Republicans have for years tried to make inroads with dead voters, as part of a ‘big tent' strategy. The GOP had hoped to capitalize politically when President Clinton and the Democrats passed a retroactive inheritance tax increase on the dead as part of the 1994 budget. However, not even a massive tax increase has shaken the Democrats' hold on Decomposing Americans.
Republicans further alienated the dead when it was revealed that they were planning to place camera-toting ‘poll watchers' in cemetery-heavy precincts, ostensibly to cut down on voter fraud. DNC Chairman Steven Grossman decried the Republican plan as “an obvious attempt to intimidate Dead Americans. They will not stand still for this.”
Grossman does not apologize for using ‘scare tactics' with departed voters. “They're scared, and they ought to be,” he says. “Republicans would end the jobs-for-the-dead program that Papa Joe Kennedy and Richard Daley started in 1960.”

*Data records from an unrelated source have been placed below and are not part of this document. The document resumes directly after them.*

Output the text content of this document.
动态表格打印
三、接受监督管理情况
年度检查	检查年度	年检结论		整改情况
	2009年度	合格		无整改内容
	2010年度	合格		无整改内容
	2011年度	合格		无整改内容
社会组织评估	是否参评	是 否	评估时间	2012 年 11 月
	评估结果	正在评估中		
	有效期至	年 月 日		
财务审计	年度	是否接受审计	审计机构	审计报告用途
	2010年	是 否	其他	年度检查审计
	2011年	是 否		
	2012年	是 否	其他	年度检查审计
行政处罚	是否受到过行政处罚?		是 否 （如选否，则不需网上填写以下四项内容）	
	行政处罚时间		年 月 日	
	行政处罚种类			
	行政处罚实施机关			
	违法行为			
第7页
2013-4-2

The Democrats' appeal to dead Chicagoans is part of a nationwide, targeted get-out-the-vote campaign, according to political analyst Stuart Rothenberg. “In the Northeast, and Midwest, the party is focusing on its traditional core of labor unions and dead voters,” explains Rothenberg, “while in the Sunbelt, where there are fewer dead, the party has targeted emerging voting blocs such as pets, automobiles and post office box numbers.”
Despite the encouraging voter registration trends in Chicago, local Democrats were leaving little to chance.
At 9 PM Monday night, P.A.-equipped city sanitation trucks were patrolling Southside neighborhoods, exhorting local residents to “bring out your dead!”
The noisy requests elicited the names and locations of thousands of recently deceased Chicagoans, who will provide a perpetual electoral legacy to grateful Democrats.
By 3 AM Tuesday morning, inmates of the Cook County Jail were busily digging in local graveyards, loading vans with the remains of departed voters for pre-dawn trips to local voting booths. It's dirty work, says inmate Mike Kovach, but rewarding.
“Dese poor people ain't got no udder way ta get to da polls ta exercise dere right ta vote,” says the stocky, ponytailed Kovach, who awaits trial for grand larceny. He pauses to wipe the sweat from his brow after tossing another spadeful of dirt.
“Plus I get five bucks for every stiff I load in da van,” he adds, finally hitting the lid of a pauper's coffin. Democratic officials prefer fresh paupers' graves as they are only three feet deep.
“And cushy toll booth jobs if we make quota,” notes fellow inmate Jabari Sanders, helping Kovach pry the lid off their quarry.
Precinct captain Frank Blajzlotivic says the night has been a masterpiece of logistics.
“Anybody who says Democrats ain't organized, ain't seen us,” he says, with an obviously tone of pride. “We got vans taking prisoners to cemeteries and morgues, we got vans taking cadavers to voting booths, then there's the re-interment, cremation urn cleanup, slab replacement, getting the money from the unions and paying off the campaign workers, all before 9 PM tomorrow.”
“In Chicago,” notes Blajzlotivic, “we know how to make the trains run on time.”